The in-water processing is also subject to ongoing research. A first global processing on inland waters has been achieved within the ESA DUE DIVERSITY II project, where the version 1 of the CaLimons chain has been developed, which is now being further developed by the UK GloboLakes project and applied to 1000 lakes globally. The inland water production chain at Brockmann Consult will consist of feeding the output of the GLaSS core system into the CaLimnos thematic processing.

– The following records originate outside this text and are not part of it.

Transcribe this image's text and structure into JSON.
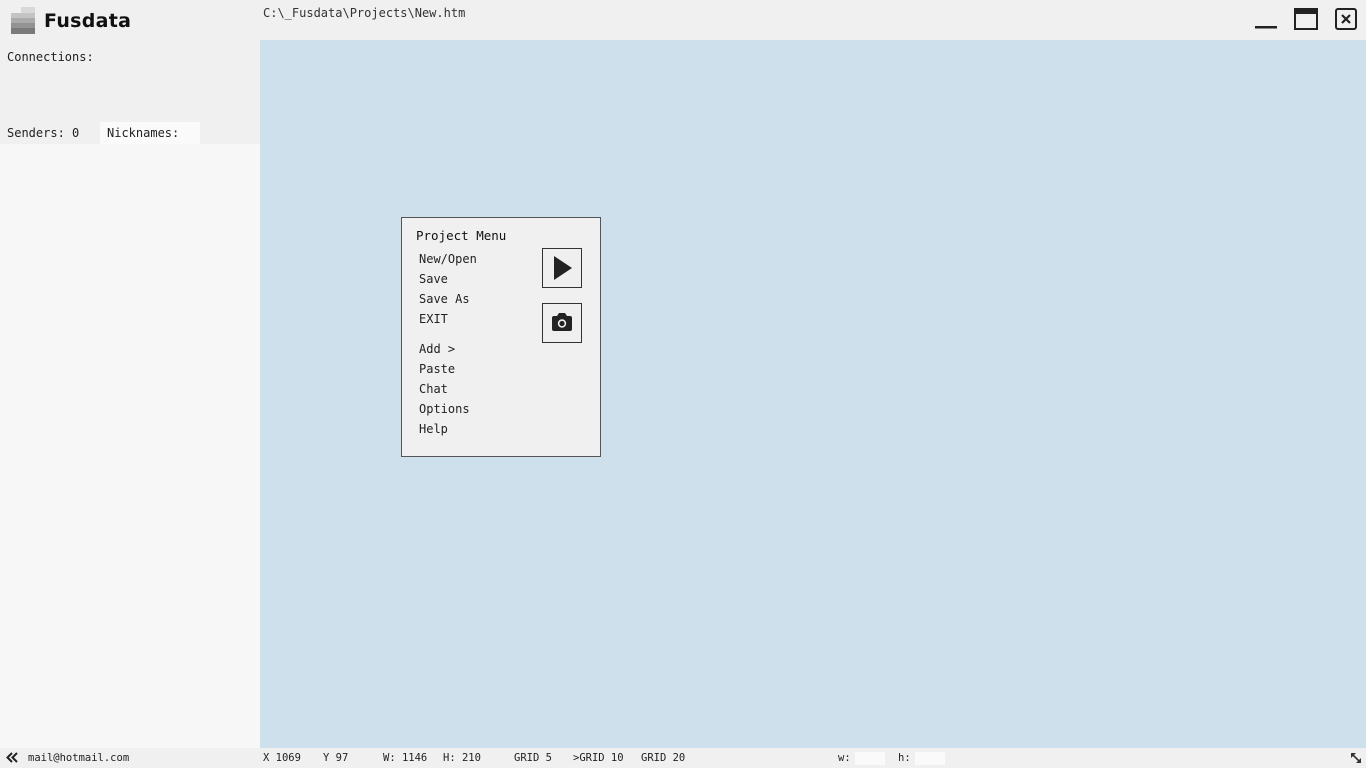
{
  "app": {
    "name": "Fusdata",
    "file_path": "C:\\_Fusdata\\Projects\\New.htm"
  },
  "window_controls": {
    "minimize": "minimize-icon",
    "maximize": "maximize-icon",
    "close": "close-icon"
  },
  "sidebar": {
    "connections_label": "Connections:",
    "senders_label": "Senders: 0",
    "nicknames_label": "Nicknames:"
  },
  "project_menu": {
    "title": "Project Menu",
    "items": [
      "New/Open",
      "Save",
      "Save As",
      "EXIT",
      "Add >",
      "Paste",
      "Chat",
      "Options",
      "Help"
    ],
    "buttons": {
      "run": "play-icon",
      "snapshot": "camera-icon"
    }
  },
  "statusbar": {
    "collapse_icon": "double-chevron-left-icon",
    "email": "mail@hotmail.com",
    "x": "X 1069",
    "y": "Y 97",
    "w": "W: 1146",
    "h": "H: 210",
    "grid5": "GRID 5",
    "grid10": ">GRID 10",
    "grid20": "GRID 20",
    "w_input_label": "w:",
    "h_input_label": "h:",
    "resize_icon": "resize-diagonal-icon"
  },
  "colors": {
    "canvas": "#cfe0ed",
    "panel": "#f0f0f0",
    "sidebar": "#f7f7f7"
  }
}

Currently, the inland water processing chain comprising the GLaSS CORE System and the thematic processing is systematically serving Landsat-8 data. Thanks to the Sentinel Science Data HUB, the system could already be adapted and tested to download Sentinel-2 data systematically over different lakes. It will be prepared for full data ingestion as soon as data are officially available, which is expected to take place soon after submission of this abstract.

Sentinel-3 data will be included when available and we expect to report at the time of the LPS. As part of the S3VT team, we will have early access to data and will be able to be in place with a running system end of commissioning phase.

This presentation will give an overview of the algorithms deployed to generate inland water products, based on open source algorithm (mainly through the ESA SNAP toolbox), the infrastructure of the system, the data flows, pre-processing steps included and the distribution of data.